Y sin embargo, pese al torbellino de su cerebro, seguía formulándose el interrogante clave: ¿Qué papel representaba su hijo? ¿Heraldo del trágico advenimiento… o su instigador?
– Gracias, señor vicario -logro decir, sintiendo que el cuello de su camisa le estrangulaba-. Ha sido muy amable.
– Bueno, señor Culpeper…
El vicario se detuvo, sin saber qué decir, perplejo ante esa muestra de emoción en el momento en que se marchaba.

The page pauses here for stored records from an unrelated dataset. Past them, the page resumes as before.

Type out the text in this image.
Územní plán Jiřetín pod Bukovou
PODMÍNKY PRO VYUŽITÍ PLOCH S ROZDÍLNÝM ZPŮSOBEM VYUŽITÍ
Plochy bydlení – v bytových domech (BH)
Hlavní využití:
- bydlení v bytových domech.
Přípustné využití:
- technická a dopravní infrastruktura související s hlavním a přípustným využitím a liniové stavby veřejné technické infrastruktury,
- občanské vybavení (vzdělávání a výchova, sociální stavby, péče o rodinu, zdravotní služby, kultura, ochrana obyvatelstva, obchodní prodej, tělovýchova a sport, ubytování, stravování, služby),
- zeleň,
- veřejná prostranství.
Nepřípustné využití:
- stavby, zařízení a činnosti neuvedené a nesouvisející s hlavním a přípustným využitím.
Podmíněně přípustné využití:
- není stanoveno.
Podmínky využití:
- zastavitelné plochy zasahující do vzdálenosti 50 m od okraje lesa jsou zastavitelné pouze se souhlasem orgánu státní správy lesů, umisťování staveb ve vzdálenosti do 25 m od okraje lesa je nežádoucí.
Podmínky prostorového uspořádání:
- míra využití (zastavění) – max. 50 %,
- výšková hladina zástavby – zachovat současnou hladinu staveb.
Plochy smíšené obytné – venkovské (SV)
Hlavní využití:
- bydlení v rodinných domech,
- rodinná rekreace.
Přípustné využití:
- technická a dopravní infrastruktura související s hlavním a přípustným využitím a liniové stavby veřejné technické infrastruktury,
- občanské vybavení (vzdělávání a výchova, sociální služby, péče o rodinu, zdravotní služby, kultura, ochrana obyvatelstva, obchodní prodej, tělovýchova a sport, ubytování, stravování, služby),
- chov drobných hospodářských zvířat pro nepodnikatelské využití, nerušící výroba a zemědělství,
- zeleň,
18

El señor Culpeper escuchó con todas las células de su cuerpo, esforzándose por captar la primera y más insignificante agitación del aire, esforzándose por oír el sonido que tanto le aterrorizaba.
Del bebé surgió un sonido siseante, minúsculo, casi inaudible…
El señor Culpeper se puso en pie bruscamente, con los ojos desorbitados. Volcó su silla y contempló fascinado a su hijo, luego al sacerdote, de nuevo al niño.
Daba la impresión de que esperaba ver la oscura sala convertida en el mismo Armagedón.
El bebé del señor Culpeper estornudó.
El señor Culpeper estalló en una carcajada incontenible, que fue brotando a borbotones de su garganta. No logró evitarlo. Sus nervios habían llegado a un grado de tensión más allá de lo soportable. El rapé del vicario estuvo a punto de provocarle un colapso nervioso. Brincó alocadamente hasta llegar a la cuna, tomó al niño en sus brazos y lo apretó contra su pecho. La fuerza de sus emociones, al liberarse, le hizo sollozar.
– ¡Pero, bueno…! -exclamó el vicario, escandalizado.
El bebé del señor Culpeper no lloró por el rudo trato que se le infligía en plena noche. Se limitó a emitir un cloqueo desaprobador y volvió a dormirse.